I’m pretty sure this recipe is the primary reason people get up on a cold New Year’s Day and head out for some yoga! While it’s true that dark chocolate has several health-promoting benefits, the sugar (albeit smaller amounts than milk chocolate) and high fat content can offset these benefits if eaten in large quantities.
1 extra-large dark chocolate bar (400 grams). I used Waterbridge brand
All-natural crunchy peanut butter
Pink Himalayan Salt
1-1.5 cups of raw all-natural almond pieces
Break up the chocolate bar into small sections.
Melt the sections in a large pan on low heat.

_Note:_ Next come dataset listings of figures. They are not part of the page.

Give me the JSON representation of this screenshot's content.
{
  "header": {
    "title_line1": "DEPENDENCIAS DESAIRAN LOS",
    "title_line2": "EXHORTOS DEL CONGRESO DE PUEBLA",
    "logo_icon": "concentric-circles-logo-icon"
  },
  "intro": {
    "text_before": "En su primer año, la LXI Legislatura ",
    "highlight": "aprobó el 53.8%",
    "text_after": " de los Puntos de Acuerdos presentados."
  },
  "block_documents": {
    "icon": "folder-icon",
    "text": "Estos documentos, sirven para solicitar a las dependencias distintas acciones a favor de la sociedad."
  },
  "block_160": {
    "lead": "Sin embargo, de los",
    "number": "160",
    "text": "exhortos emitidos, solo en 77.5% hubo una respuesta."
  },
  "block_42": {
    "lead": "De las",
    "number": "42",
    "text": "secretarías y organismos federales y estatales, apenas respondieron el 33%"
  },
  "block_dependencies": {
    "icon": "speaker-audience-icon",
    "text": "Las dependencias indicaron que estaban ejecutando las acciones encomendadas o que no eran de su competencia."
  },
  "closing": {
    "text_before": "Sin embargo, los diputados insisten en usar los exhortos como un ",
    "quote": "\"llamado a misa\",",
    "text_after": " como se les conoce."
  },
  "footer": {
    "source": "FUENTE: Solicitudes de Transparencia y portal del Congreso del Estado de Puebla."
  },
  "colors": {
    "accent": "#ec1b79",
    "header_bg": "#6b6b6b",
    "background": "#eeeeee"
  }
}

With some larger chunks remaining, add the peanut butter. The amount is entirely at your discretion! If you like peanut butter, you can add as much as ¾-1 cup. The best part is that a small taste test is the best way to determine your preference ;)
Continue stirring the mix until the peanut butter is fully melted and well integrated into the dark chocolate.
Line a baking pan (pretty much any will do) with wax paper, and pour the mix onto the paper. Top with almond pieces and a sprinkle of Himalayan salt.
Place your bark in freezer for a few hours to set.
Pull your sheets from the freezer and break your bark into small pieces.
Store in an airtight glass container in the fridge for . . . indefinitely!